SSE指令:哪些CPU可以进行原子16B内存操作?
考虑 x86 CPU 上的单个内存访问(单个读取或单个写入,而不是读+写)SSE 指令。该指令正在访问 16 字节(128 位)内存,并且访问的内存位置与 16 字节对齐。
文档“英特尔® 64 架构内存订购白皮书”指出,对于“读取或写入地址在 8 字节边界上对齐的四字(8 字节)的指令”,内存操作似乎作为单个内存访问执行,无论内存类型。
问题:是否存在 Intel/AMD/etc x86 CPU 可以保证读取或写入与 16 字节边界对齐的 16 字节(128 位)作为单个内存访问执行? 是的,哪个特定CPU 类型是(Core2/Atom/K8/Phenom/...)?如果您对此问题提供答案(是/否),还请指定用于确定答案的方法 - PDF 文档查找、强力测试、数学证明或您选择的任何其他方法用于确定答案。
此问题涉及诸如 http://research.swtch.com/ 等问题2010/02/off-to-races.html
更新:
我用 C 创建了一个简单的测试程序,您可以在计算机上运行它。请在您的 Phenom、Athlon、Bobcat、Core2、Atom、Sandy Bridge 或您碰巧拥有的任何支持 SSE2 的 CPU 上编译并运行它。谢谢。
// Compile with:
// gcc -o a a.c -pthread -msse2 -std=c99 -Wall -O2
//
// Make sure you have at least two physical CPU cores or hyper-threading.
#include <pthread.h>
#include <emmintrin.h>
#include <stdio.h>
#include <stdint.h>
#include <string.h>
typedef int v4si __attribute__ ((vector_size (16)));
volatile v4si x;
unsigned n1[16] __attribute__((aligned(64)));
unsigned n2[16] __attribute__((aligned(64)));
void* thread1(void *arg) {
for (int i=0; i<100*1000*1000; i++) {
int mask = _mm_movemask_ps((__m128)x);
n1[mask]++;
x = (v4si){0,0,0,0};
}
return NULL;
}
void* thread2(void *arg) {
for (int i=0; i<100*1000*1000; i++) {
int mask = _mm_movemask_ps((__m128)x);
n2[mask]++;
x = (v4si){-1,-1,-1,-1};
}
return NULL;
}
int main() {
// Check memory alignment
if ( (((uintptr_t)&x) & 0x0f) != 0 )
abort();
memset(n1, 0, sizeof(n1));
memset(n2, 0, sizeof(n2));
pthread_t t1, t2;
pthread_create(&t1, NULL, thread1, NULL);
pthread_create(&t2, NULL, thread2, NULL);
pthread_join(t1, NULL);
pthread_join(t2, NULL);
for (unsigned i=0; i<16; i++) {
for (int j=3; j>=0; j--)
printf("%d", (i>>j)&1);
printf(" %10u %10u", n1[i], n2[i]);
if(i>0 && i<0x0f) {
if(n1[i] || n2[i])
printf(" Not a single memory access!");
}
printf("\n");
}
return 0;
}
我笔记本上的 CPU 是 Core Duo(不是 Core2)。该特定 CPU 未通过测试,它以 8 字节的粒度实现 16 字节内存读/写。输出是:
0000 96905702 10512
0001 0 0
0010 0 0
0011 22 12924 Not a single memory access!
0100 0 0
0101 0 0
0110 0 0
0111 0 0
1000 0 0
1001 0 0
1010 0 0
1011 0 0
1100 3092557 1175 Not a single memory access!
1101 0 0
1110 0 0
1111 1719 99975389
Consider a single memory access (a single read or a single write, not read+write) SSE instruction on an x86 CPU. The instruction is accessing 16 bytes (128 bits) of memory and the accessed memory location is aligned to 16 bytes.
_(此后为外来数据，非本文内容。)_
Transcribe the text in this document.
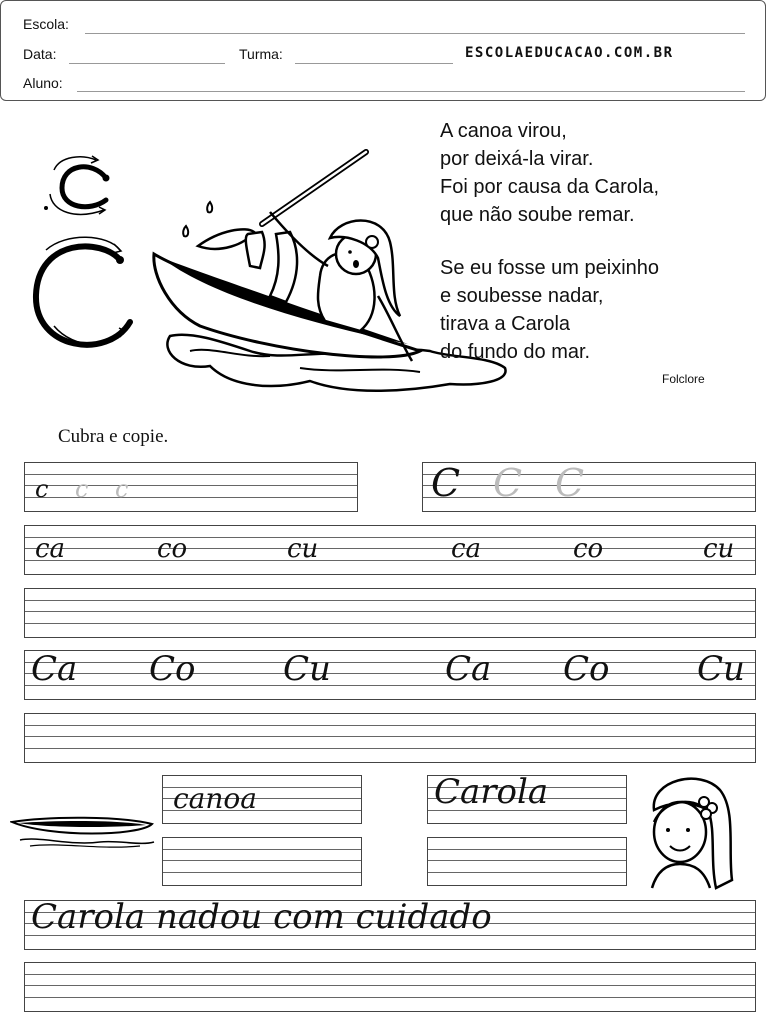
Escola:
Data:	Turma:	ESCOLAEDUCACAO.COM.BR
Aluno:
A canoa virou,
por deixá-la virar.
Foi por causa da Carola,
que não soube remar.
Se eu fosse um peixinho
e soubesse nadar,
tirava a Carola
do fundo do mar.
Folclore
Cubra e copie.
c c c	C C C
ca	co	cu	ca	co	cu
Ca Co	Cu	Ca Co	Cu
canoa	Carola
Carola nadou com cuidado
The document "Intel® 64 Architecture Memory Ordering White Paper" states that for "Instructions that read or write a quadword (8 bytes) whose address is aligned on an 8 byte boundary" the memory operation appears to execute as a single memory access regardless of memory type.
The question: Do there exist Intel/AMD/etc x86 CPUs which guarantee that reading or writing 16 bytes (128 bits) aligned to a 16 byte boundary executes as a single memory access? Is so, which particular type of CPU is it (Core2/Atom/K8/Phenom/...)? If you provide an answer (yes/no) to this question, please also specify the method that was used to determine the answer - PDF document lookup, brute force testing, math proof, or whatever other method you used to determine the answer.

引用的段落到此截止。